On the ideal groundwater sampling window by utilizing transition pumping period

•Critical issue addressed for applying the HSLF method, when to switch pumping rate.•Ideal sampling window is approximately linearly related to the switch time.•Developed and verified a practical guideline for field applications. A new method of groundwater sampling has recently been proposed, which involves two-phase well purging – a high-flow rate pumping phase followed by low flow rate purging and sampling. The high pumping rate yields a rapid well drawdown and enhances hydraulic gradients within the aquifer. After switching to a low pumping rate, the stressed flow field is maintained to prevent the water in the well casing from moving downwards to bias the collected samples. This study addresses two practical issues that are critical for applying such a sampling method: the determination of the pumping switch time and the transition time interval available for groundwater sampling.
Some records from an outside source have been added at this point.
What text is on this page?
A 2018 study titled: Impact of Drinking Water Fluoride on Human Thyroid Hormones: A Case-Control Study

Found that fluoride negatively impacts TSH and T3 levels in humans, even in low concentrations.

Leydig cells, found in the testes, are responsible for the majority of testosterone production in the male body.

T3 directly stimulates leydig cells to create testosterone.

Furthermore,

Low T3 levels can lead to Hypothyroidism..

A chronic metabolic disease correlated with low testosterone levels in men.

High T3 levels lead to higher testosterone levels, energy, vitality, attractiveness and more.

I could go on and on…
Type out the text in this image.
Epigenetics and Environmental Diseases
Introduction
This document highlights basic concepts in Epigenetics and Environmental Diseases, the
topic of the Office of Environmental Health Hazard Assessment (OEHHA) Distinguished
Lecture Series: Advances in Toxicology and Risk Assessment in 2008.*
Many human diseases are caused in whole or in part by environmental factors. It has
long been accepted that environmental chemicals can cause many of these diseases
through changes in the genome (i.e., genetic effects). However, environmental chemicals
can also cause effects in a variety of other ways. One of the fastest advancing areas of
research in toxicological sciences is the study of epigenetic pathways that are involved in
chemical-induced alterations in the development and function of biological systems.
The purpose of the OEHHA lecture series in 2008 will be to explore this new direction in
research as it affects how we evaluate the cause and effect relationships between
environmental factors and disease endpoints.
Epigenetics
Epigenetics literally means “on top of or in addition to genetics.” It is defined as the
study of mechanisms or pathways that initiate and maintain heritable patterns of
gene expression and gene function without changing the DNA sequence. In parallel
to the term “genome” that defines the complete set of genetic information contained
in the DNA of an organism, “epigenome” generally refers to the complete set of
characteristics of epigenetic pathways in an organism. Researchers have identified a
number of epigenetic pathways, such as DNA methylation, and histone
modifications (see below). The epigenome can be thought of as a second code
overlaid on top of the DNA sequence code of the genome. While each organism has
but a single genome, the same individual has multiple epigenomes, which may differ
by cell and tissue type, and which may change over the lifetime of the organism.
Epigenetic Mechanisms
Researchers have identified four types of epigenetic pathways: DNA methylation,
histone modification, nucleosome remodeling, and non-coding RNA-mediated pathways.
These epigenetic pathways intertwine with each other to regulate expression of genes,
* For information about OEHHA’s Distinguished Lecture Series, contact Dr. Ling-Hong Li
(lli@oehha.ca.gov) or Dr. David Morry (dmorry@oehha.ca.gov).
We use Theis and Papadopulos solutions to study the impact of wellbore storage on the correlation between switch time and transition time interval. By imposing critical conditions to the derived solutions, we suggest that the transition time interval is solely associated with the switch time. Results show that a later switch time yields a longer transition time interval. Theis solution provides an approximate linear relationship between the switch time and the transition time interval, which can be used as a simple approximate practical guideline. Results from Papadopulos solution confirm the linear relationship at late times and provide a more accurate relationship for early times by accounting for the well storage impact. A sensitivity analysis indicates that aquifers with smaller storativity under a higher pumping ratio will generate a longer transition time interval given the same switch time. Similarly, an earlier switch time is allowed given a predefined transition time interval. This study presents a guideline to determine reasonable switch time under various aquifer hydrogeologic conditions and estimate the ideal groundwater sampling window.